As the financial landscape becomes more and more complex, consumers have more choices than ever before. And while that can be a good thing, it’s important to understand the options available when making important decisions. That’s especially true when it comes to the types of credit cards available. Here’s a breakdown of what makes secured, unsecured, and prepaid cards different from each other.
Secured Credit Cards — For consumers who are new to credit, or those who need to rebuild credit following financial hardship, a secured credit card can be a helpful step in that process. To obtain a secured credit card, a consumer must make a deposit into a savings account; that amount becomes the amount of available credit on the card. If the consumer doesn’t make timely payments on the card, the debt is then covered by the money in the account. Missed payments will also be noted on the borrower’s credit report and can cause a drop in the credit score; precisely what the borrower is trying to avoid.
It’s important to note that some secured credit cards can be more costly than they are worth. In addition to an annual fee, some may also charge a monthly fee, or require the consumer to buy monthly ‘insurance’ for the card. If those stipulations apply, skip that card and look for one that doesn’t have fees to diminish the amount of available credit. As with all financial transactions, it’s important to read the fine print and understand all the details before committing to a secured credit card.
Unsecured Credit Cards — These are what most consumers think of when they think of credit cards. A borrower applies for a card, and after their credit is reviewed, they are either rejected or approved for a credit card with a pre-determined credit limit, which could be anywhere from a few hundred to many thousands of dollars. There is no deposit required; the only thing required of the borrower is the promise to make payments on time, every month. The terms of unsecured credit cards vary widely, and may include an annual fee, late charges for missing payment dates and fees for exceeding the credit limit.
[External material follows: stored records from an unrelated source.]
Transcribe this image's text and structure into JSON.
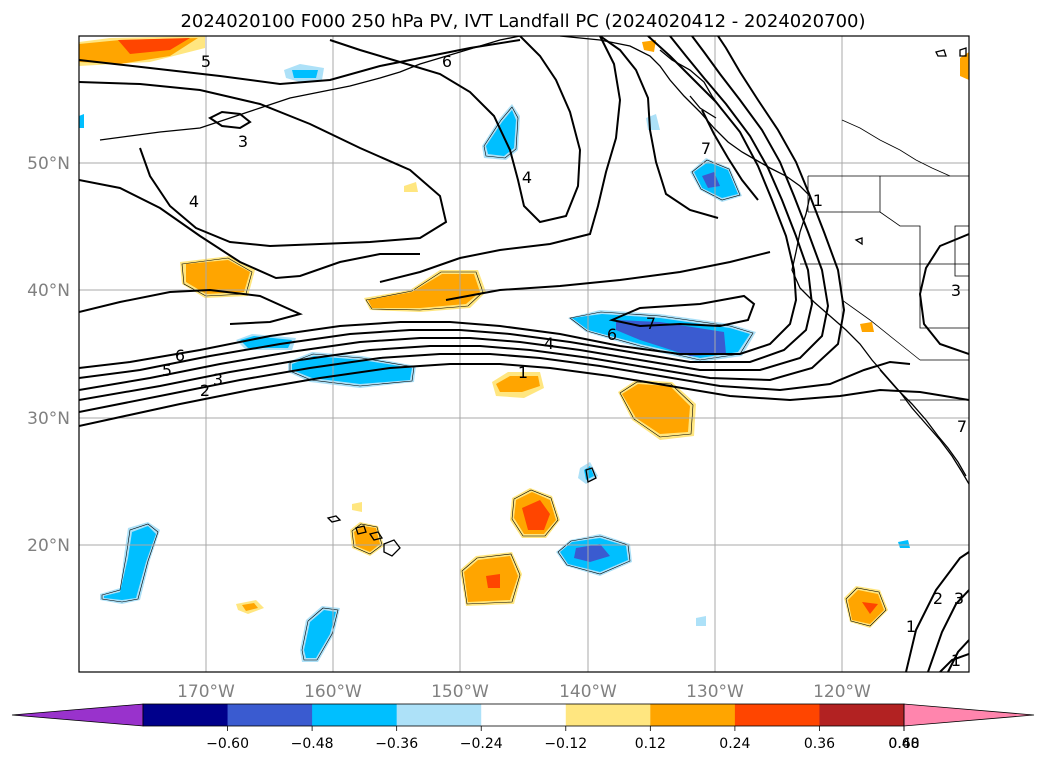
{
  "title": "2024020100 F000 250 hPa PV, IVT Landfall PC (2024020412 - 2024020700)",
  "axes": {
    "lat_labels": [
      "50°N",
      "40°N",
      "30°N",
      "20°N"
    ],
    "lon_labels": [
      "170°W",
      "160°W",
      "150°W",
      "140°W",
      "130°W",
      "120°W"
    ],
    "lat_range": [
      10,
      60
    ],
    "lon_range": [
      -180,
      -110
    ],
    "grid": true
  },
  "colorbar": {
    "ticks": [
      "−0.60",
      "−0.48",
      "−0.36",
      "−0.24",
      "−0.12",
      "0.12",
      "0.24",
      "0.36",
      "0.48",
      "0.60"
    ],
    "colors": [
      "#9932cc",
      "#00008b",
      "#3a5bd0",
      "#00bfff",
      "#ade1f8",
      "#ffffff",
      "#ffe680",
      "#ffa500",
      "#ff4500",
      "#b22222",
      "#ff85ad"
    ],
    "extend": "both"
  },
  "contour_labels": {
    "top_5": "5",
    "top_6": "6",
    "aleutian_3": "3",
    "west_4": "4",
    "central_4": "4",
    "coast_7": "7",
    "coast_1": "1",
    "jet_6": "6",
    "jet_5": "5",
    "jet_3": "3",
    "jet_2": "2",
    "ridge_7": "7",
    "ridge_6": "6",
    "jet_4": "4",
    "jet_1": "1",
    "sw_1": "1",
    "sw_2": "2",
    "sw_3": "3",
    "sw_1b": "1",
    "baja_3": "3",
    "coast_7b": "7"
  },
  "colors": {
    "gridline": "#a9a9a9",
    "contour": "#000000"
  }
}
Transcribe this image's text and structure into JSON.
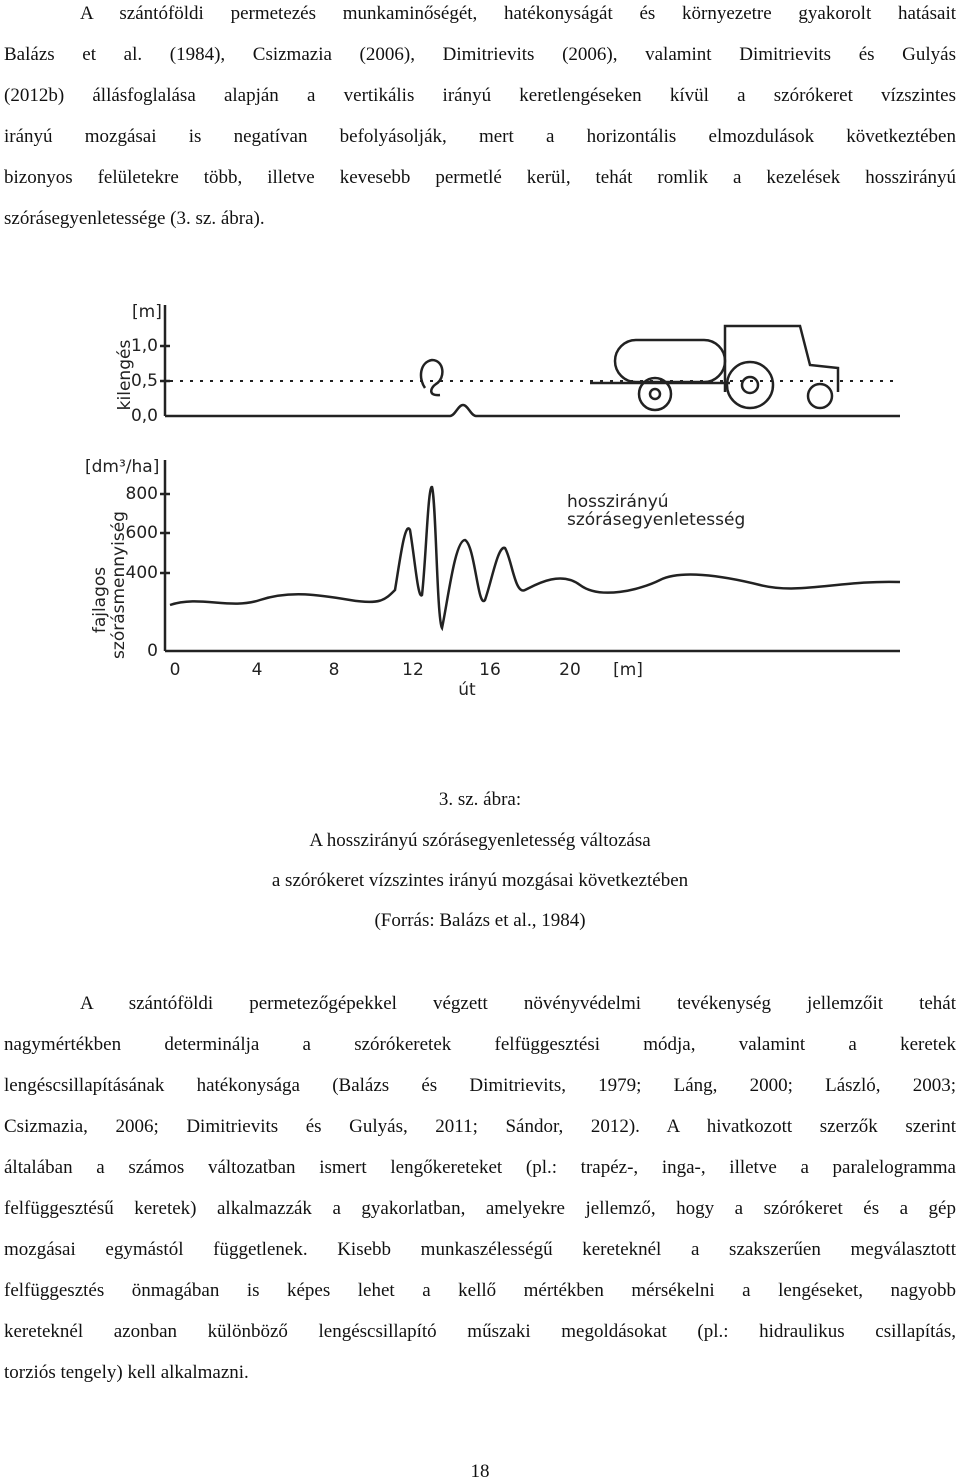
{
  "paragraphs": [
    [
      "A szántóföldi permetezés munkaminőségét, hatékonyságát és környezetre gyakorolt hatásait",
      "Balázs et al. (1984), Csizmazia (2006), Dimitrievits (2006), valamint Dimitrievits és Gulyás",
      "(2012b) állásfoglalása alapján a vertikális irányú keretlengéseken kívül a szórókeret vízszintes",
      "irányú mozgásai is negatívan befolyásolják, mert a horizontális elmozdulások következtében",
      "bizonyos felületekre több, illetve kevesebb permetlé kerül, tehát romlik a kezelések hosszirányú",
      "szórásegyenletessége (3. sz. ábra)."
    ],
    [
      "A szántóföldi permetezőgépekkel végzett növényvédelmi tevékenység jellemzőit tehát",
      "nagymértékben determinálja a szórókeretek felfüggesztési módja, valamint a keretek",
      "lengéscsillapításának hatékonysága (Balázs és Dimitrievits, 1979; Láng, 2000; László, 2003;",
      "Csizmazia, 2006; Dimitrievits és Gulyás, 2011; Sándor, 2012). A hivatkozott szerzők szerint",
      "általában a számos változatban ismert lengőkereteket (pl.: trapéz-, inga-, illetve a paralelogramma",
      "felfüggesztésű keretek) alkalmazzák a gyakorlatban, amelyekre jellemző, hogy a szórókeret és a gép",
      "mozgásai egymástól függetlenek. Kisebb munkaszélességű kereteknél a szakszerűen megválasztott",
      "felfüggesztés önmagában is képes lehet a kellő mértékben mérsékelni a lengéseket, nagyobb",
      "kereteknél azonban különböző lengéscsillapító műszaki megoldásokat (pl.: hidraulikus csillapítás,",
      "torziós tengely) kell alkalmazni."
    ]
  ],
  "figure": {
    "upper_unit": "[m]",
    "upper_ticks": [
      "1,0",
      "0,5",
      "0,0"
    ],
    "upper_axis_label": "kilengés",
    "lower_unit": "[dm³/ha]",
    "lower_ticks": [
      "800",
      "600",
      "400",
      "0"
    ],
    "lower_axis_label_1": "fajlagos",
    "lower_axis_label_2": "szórásmennyiség",
    "curve_label_1": "hosszirányú",
    "curve_label_2": "szórásegyenletesség",
    "x_ticks": [
      "0",
      "4",
      "8",
      "12",
      "16",
      "20"
    ],
    "x_unit": "[m]",
    "x_axis_label": "út"
  },
  "caption": [
    "3. sz. ábra:",
    "A hosszirányú szórásegyenletesség változása",
    "a szórókeret vízszintes irányú mozgásai következtében",
    "(Forrás: Balázs et al., 1984)"
  ],
  "page_number": "18"
}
While a credit card is an important financial tool to have available for things like renting a car or booking an airline flight, it can also lead to overspending and financial hardship if not used carefully. Additionally, consumers must be mindful of their credit cards’ interest rates, as well as fees associated with the cards.
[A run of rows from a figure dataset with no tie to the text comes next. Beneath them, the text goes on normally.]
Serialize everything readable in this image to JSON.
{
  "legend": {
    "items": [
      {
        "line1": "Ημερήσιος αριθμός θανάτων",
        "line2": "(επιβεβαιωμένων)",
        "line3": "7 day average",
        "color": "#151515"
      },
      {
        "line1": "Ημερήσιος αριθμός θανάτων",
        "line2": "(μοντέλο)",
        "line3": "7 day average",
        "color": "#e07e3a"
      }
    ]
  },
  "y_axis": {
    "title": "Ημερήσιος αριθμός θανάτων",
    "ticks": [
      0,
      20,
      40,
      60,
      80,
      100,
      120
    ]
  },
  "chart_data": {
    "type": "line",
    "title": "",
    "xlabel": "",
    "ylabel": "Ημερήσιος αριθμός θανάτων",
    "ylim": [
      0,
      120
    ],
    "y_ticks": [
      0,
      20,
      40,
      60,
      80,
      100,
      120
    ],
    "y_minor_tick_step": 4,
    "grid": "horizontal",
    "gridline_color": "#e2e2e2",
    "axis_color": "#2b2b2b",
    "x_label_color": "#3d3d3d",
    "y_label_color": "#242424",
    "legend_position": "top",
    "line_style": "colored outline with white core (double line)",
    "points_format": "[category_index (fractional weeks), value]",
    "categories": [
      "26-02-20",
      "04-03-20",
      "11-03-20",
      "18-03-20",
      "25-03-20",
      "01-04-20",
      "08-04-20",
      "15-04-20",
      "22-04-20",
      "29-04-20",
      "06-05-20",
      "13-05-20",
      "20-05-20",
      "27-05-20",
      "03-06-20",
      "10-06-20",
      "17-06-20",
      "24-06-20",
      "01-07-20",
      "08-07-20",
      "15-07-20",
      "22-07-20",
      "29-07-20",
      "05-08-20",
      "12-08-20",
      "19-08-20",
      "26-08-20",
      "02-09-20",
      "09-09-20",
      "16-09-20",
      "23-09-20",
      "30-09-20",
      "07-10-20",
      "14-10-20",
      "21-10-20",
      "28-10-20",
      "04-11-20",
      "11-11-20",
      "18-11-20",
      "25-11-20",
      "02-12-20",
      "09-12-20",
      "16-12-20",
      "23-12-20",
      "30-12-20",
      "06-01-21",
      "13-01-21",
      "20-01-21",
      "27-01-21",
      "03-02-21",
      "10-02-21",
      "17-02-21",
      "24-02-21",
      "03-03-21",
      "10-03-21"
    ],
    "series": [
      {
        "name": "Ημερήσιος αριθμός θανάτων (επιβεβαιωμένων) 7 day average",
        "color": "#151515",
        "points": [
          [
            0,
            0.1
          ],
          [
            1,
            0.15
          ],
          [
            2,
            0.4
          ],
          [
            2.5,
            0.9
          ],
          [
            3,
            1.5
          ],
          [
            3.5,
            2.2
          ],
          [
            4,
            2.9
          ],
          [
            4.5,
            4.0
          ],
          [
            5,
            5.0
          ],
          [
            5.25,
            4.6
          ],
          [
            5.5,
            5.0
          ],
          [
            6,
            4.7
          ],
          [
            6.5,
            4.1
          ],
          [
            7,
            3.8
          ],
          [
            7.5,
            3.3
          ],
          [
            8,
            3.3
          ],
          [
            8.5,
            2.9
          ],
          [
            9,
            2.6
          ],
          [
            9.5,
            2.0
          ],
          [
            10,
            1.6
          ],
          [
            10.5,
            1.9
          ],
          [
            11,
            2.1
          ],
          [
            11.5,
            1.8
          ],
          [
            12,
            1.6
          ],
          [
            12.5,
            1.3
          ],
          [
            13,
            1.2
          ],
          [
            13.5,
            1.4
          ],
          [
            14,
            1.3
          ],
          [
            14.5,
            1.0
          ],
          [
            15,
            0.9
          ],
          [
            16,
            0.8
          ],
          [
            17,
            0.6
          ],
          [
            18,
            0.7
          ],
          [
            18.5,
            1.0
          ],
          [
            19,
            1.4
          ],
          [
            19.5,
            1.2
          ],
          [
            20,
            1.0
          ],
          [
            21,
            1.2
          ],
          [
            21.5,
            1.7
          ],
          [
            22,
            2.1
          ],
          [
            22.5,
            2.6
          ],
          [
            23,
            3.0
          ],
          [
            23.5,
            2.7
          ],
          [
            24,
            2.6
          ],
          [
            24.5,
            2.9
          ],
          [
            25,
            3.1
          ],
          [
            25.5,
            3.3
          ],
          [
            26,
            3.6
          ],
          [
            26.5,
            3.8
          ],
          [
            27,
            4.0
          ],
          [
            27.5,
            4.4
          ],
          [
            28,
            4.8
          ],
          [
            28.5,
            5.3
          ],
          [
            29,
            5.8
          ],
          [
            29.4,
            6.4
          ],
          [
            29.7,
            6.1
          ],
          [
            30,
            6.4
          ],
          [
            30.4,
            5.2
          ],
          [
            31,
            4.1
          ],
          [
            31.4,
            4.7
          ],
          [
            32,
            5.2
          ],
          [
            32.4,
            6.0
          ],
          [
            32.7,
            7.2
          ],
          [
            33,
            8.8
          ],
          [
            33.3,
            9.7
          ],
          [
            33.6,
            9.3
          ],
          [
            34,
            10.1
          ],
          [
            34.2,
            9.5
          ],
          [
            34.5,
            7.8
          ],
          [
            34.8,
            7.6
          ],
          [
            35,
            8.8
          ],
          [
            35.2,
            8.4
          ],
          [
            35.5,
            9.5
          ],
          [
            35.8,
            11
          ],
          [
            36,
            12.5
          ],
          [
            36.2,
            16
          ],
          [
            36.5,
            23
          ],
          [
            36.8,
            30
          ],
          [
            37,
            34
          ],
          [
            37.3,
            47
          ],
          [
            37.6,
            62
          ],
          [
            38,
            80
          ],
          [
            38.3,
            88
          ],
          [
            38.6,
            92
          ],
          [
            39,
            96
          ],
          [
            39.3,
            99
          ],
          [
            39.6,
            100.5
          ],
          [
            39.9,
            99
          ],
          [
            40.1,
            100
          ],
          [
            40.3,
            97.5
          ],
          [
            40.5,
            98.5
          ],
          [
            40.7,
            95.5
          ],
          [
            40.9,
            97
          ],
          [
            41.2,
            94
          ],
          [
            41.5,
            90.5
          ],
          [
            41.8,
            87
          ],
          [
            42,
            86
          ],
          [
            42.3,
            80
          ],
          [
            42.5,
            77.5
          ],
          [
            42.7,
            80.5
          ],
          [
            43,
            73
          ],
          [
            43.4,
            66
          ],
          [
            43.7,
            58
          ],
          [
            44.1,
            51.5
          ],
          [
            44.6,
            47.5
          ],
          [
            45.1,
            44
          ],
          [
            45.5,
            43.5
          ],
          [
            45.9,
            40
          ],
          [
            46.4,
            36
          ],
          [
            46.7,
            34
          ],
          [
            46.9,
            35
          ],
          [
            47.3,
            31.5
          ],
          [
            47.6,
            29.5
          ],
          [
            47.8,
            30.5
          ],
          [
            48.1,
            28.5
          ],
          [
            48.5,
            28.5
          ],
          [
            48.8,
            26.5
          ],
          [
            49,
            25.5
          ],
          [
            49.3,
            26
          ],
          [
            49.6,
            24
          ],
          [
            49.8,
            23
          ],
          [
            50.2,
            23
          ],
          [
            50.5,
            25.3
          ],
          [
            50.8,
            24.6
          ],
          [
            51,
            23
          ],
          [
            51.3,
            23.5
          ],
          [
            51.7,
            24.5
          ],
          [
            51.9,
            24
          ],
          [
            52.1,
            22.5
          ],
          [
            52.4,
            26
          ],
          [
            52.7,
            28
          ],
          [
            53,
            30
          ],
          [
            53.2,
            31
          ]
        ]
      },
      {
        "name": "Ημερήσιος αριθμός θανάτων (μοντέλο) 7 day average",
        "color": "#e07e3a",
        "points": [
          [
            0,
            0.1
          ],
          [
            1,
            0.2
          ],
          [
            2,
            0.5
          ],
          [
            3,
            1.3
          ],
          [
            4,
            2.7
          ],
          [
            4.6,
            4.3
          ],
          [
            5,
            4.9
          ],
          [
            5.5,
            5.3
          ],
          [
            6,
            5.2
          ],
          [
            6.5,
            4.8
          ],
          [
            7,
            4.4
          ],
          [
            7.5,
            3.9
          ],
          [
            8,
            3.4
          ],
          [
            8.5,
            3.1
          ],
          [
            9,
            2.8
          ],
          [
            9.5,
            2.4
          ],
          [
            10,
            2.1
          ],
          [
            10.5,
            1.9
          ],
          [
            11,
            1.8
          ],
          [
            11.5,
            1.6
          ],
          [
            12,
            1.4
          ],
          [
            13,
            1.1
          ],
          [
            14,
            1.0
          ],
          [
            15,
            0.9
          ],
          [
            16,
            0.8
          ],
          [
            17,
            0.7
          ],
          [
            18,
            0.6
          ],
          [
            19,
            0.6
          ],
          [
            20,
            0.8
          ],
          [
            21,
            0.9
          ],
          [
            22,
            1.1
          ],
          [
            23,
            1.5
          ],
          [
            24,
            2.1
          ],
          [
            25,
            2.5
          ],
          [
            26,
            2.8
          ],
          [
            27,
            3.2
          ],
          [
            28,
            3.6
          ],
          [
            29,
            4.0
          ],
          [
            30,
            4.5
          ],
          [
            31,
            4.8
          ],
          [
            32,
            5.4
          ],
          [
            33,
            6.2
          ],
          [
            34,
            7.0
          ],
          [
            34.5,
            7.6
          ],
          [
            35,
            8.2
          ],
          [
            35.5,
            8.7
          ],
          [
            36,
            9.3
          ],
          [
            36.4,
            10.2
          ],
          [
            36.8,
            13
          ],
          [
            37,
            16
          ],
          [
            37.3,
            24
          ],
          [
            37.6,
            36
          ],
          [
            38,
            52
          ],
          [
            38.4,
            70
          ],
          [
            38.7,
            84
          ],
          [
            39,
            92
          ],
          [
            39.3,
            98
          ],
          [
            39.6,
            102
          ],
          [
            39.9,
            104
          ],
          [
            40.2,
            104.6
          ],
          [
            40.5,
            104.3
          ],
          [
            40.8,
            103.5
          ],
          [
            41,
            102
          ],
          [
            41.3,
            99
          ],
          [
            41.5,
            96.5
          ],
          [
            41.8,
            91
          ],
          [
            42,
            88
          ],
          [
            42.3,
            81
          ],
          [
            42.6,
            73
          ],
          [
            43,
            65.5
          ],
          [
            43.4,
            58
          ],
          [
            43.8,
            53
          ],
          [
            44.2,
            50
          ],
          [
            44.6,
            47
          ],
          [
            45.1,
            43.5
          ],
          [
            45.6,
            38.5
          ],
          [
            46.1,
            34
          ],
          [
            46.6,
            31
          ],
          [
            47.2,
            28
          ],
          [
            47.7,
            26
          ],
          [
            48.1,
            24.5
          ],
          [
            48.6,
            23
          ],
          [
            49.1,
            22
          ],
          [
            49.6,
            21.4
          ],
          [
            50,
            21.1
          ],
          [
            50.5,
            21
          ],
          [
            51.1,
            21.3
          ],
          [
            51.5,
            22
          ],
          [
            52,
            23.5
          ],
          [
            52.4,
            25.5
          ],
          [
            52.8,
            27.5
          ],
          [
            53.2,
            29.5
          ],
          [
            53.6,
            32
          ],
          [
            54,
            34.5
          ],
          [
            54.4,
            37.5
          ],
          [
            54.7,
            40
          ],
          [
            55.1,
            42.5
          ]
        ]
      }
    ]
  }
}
Prepaid Cards — Prepaid cards are general use cards that are “loaded” with a cash deposit. Once the amount of that deposit is spent, the card is useless until it’s reloaded with more cash. Prepaid cards can be used like credit cards to make purchases and pay bills both in-store and online.
At first glance, it may sound like prepaid cards are the same as secured credit cards, because the amount one can spend is based on a corresponding deposit. While similar, there is one very important difference between secured credit cards and prepaid cards: using prepaid cards does not affect a consumer’s credit in any way, positive or negative. Depending on someone’s ultimate financial goals, this can be a good or a bad thing. If the goal is to establish or rebuild credit, a prepaid card is not the best choice. However, if a consumer knows they have a problem controlling their use of a credit card, a prepaid card allows the convenience and security of using a card to shop, without the risk of overspending.
As with secured and unsecured cards, prepaid cards may have fees associated with them, so it’s a good idea to shop around to find the best deal.